What is wrong with Human Rights in sport: the case of Belarus

Human Constanta
9 February 2024

Karate coach Rostislav Losev was detained in Mahiliou. A Telegram channel published a “repentance” video in which Losev says he has been writing angry comments since 2020 and was registered in the chatbot of the “Peramoga” plan. “Repentance” videos are one of the common forms of pressure from the de facto authorities of Belarus, which violates freedom from degrading treatment, freedom of expression, and the right to non-interference in private life.

In the material for the previous period we shared the news about the detention of FC Dynamo-Minsk academy coach Artur Mustyhin in September 2023. November 6, it became known that Mustyhin received 3 years of domestic chemistry under Article 342 of the Criminal Code of Belarus. Mustyhin was also included in the list of citizens of the Republic of Belarus, foreign citizens and stateless persons involved in extremist activities.

Parents and brother of world sambo champion Stiapan Popov were fired from Vitebsk regional sports school (СДЮШОР), where they worked as judo and sambo coaches, for not going to work during the period when they were arrested for 10 days for subscribing to resources on Facebook, recognized as extremist.

Read the full analysis on sports and human rights for october-december 2023 on our website.
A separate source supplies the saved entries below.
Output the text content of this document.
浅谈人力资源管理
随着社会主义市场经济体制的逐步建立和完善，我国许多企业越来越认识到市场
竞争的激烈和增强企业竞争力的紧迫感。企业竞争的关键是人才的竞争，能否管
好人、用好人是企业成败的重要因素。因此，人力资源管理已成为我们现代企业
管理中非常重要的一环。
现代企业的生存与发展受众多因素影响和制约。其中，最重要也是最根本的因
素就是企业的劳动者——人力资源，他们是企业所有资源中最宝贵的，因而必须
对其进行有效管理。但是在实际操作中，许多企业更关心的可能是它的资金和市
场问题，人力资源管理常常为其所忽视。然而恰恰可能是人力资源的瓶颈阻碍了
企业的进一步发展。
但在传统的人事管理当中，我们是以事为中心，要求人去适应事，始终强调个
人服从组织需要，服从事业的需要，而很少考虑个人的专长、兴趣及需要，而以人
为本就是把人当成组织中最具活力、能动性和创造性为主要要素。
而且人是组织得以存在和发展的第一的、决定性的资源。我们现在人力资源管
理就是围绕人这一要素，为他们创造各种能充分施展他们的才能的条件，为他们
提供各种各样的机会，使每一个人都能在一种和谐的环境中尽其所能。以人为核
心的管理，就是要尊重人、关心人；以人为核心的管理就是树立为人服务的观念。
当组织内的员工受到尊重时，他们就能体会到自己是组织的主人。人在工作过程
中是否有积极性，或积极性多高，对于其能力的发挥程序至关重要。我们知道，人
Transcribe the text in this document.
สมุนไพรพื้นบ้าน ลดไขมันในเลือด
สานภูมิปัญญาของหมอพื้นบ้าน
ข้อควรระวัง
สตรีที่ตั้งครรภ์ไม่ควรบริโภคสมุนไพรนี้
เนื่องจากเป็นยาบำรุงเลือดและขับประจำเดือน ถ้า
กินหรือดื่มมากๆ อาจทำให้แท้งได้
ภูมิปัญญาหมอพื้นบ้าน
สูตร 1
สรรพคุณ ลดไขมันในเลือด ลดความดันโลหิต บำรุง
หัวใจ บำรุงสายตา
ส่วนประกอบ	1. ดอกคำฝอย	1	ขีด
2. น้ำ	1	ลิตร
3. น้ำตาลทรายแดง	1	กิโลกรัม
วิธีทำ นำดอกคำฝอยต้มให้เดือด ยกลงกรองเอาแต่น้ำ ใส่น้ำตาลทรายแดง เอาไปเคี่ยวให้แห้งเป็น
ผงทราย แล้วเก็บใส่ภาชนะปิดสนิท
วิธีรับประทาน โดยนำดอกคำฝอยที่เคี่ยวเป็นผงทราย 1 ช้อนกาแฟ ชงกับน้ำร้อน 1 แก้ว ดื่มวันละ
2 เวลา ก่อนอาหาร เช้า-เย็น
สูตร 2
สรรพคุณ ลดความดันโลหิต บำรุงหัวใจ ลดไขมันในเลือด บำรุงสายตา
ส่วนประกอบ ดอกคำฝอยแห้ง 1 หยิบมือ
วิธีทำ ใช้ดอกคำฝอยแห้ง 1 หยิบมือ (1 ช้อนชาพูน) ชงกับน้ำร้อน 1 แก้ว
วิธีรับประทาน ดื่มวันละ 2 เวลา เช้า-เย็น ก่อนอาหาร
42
The children’s coach of HC Lokomotiv-Orsha has been detained. In correspondence in one of the Telegram chats he wrote “Zelensky is a beautiful surname”. Information about this appeared in the Telegram-channel of the GUBOPiK – the statement of the coach was called “political camming-out”, reported that officers conducted “anti-extremist training”, and published another “repentance” video. GUBOPiK also said that the Federation would ensure that the trainer “is never allowed to coach again”.

Anastasia Mironchik-Ivanova, a Belarusian track and field athlete and a signatory to the pro-government athletes’ letter, won a medal at the 2011 World Championships – where she placed 4th, but the 3rd place athlete was later disqualified for doping. In December 2023, Mironchik-Ivanova spoke about how she received the medal: “When my medal from the World Championships came back to me, it came with an LGBT ribbon. … I cut that ribbon. … I often come to children at school and they ask why the medal is without a ribbon. I tell them that Belarus is for traditional family values. It so happened that the medal came with an LGBT ribbon, which had to be removed.” The promotion of heteronormative values by the de facto authorities of Belarus creates an environment in which LGBTQ+ people may be afraid to openly express their identity, which contradicts the principles of equality and non-discrimination.

The sports media Tribuna.com was declared an “extremist formation” and the Instagram account of sports journalist Aliaksandr Ivulin was recognized as “extremist materials”. Restricting media freedom and labeling independent media as “extremist” is one of the main levers of pressure by the de facto authorities of Belarus. These actions undermine the fundamental principles of freedom of expression and freedom of the press, which are essential components of a democratic society. 
The IOC decided to admit athletes from Belarus and Russia to the 2024 Olympic Games in Paris. The athletes will be able to participate in the competitions in a neutral status. At the moment, 8 Russian and 3 Belarusian athletes have qualified. The reaction to this news was mixed – it was criticized by some Ukrainian representatives of the sports industry, while the former Russian Sports Minister called such conditions of participation in the competition “humiliating” and the IOC decision – “a handout”. The NOC of Belarus called the conditions of admission “discriminatory” and “not satisfying the interests of the Belarusian sports community in full”.

The IOC decision was supported by Thomas Bach, IOC president; he stated that “individual athletes should not be penalized for the actions of their governments” and also spoke about the war in Ukraine: “One war out of 28 wars and conflicts that are going on in the world right now, and all the other athletes are competing peacefully with each other.”

Belarusian track and field athlete Yana Maksimava said she disagrees with the fact that Belarusian athletes, even those who are against the war, have been “equated with Russian athletes” and cannot participate in the Olympic Games as free athletes.

In their statement, the IOC again indicated that athletes who support the war and/or have contracted with the Belarusian or Russian military or national security agencies will not be able to participate in the Olympic Games. However, the involvement with the Belarusian military was confirmed for athlete Vanessa Kaladzinskaya, who had already qualified for the Olympic Games. 

In December, a charity fundraiser was held to support Uladzislau Kovaleu, a Belarusian grandmaster and free athlete, to cover expenses related to preparation and participation in the World Championships. The necessary sum was collected in just a few days, which is another example of solidarity of the Belarusian society.

On the International Human Rights Day, December 10th, a race in support of Belarusian political prisoners, organized by the human rights organization Libereco, was held in Zurich. During the event each runner participated on behalf of one political prisoner – in this way, the organizers planned to collect donations for each of them. At the time of publication, 1415 people were recognized as political prisoners in Belarus.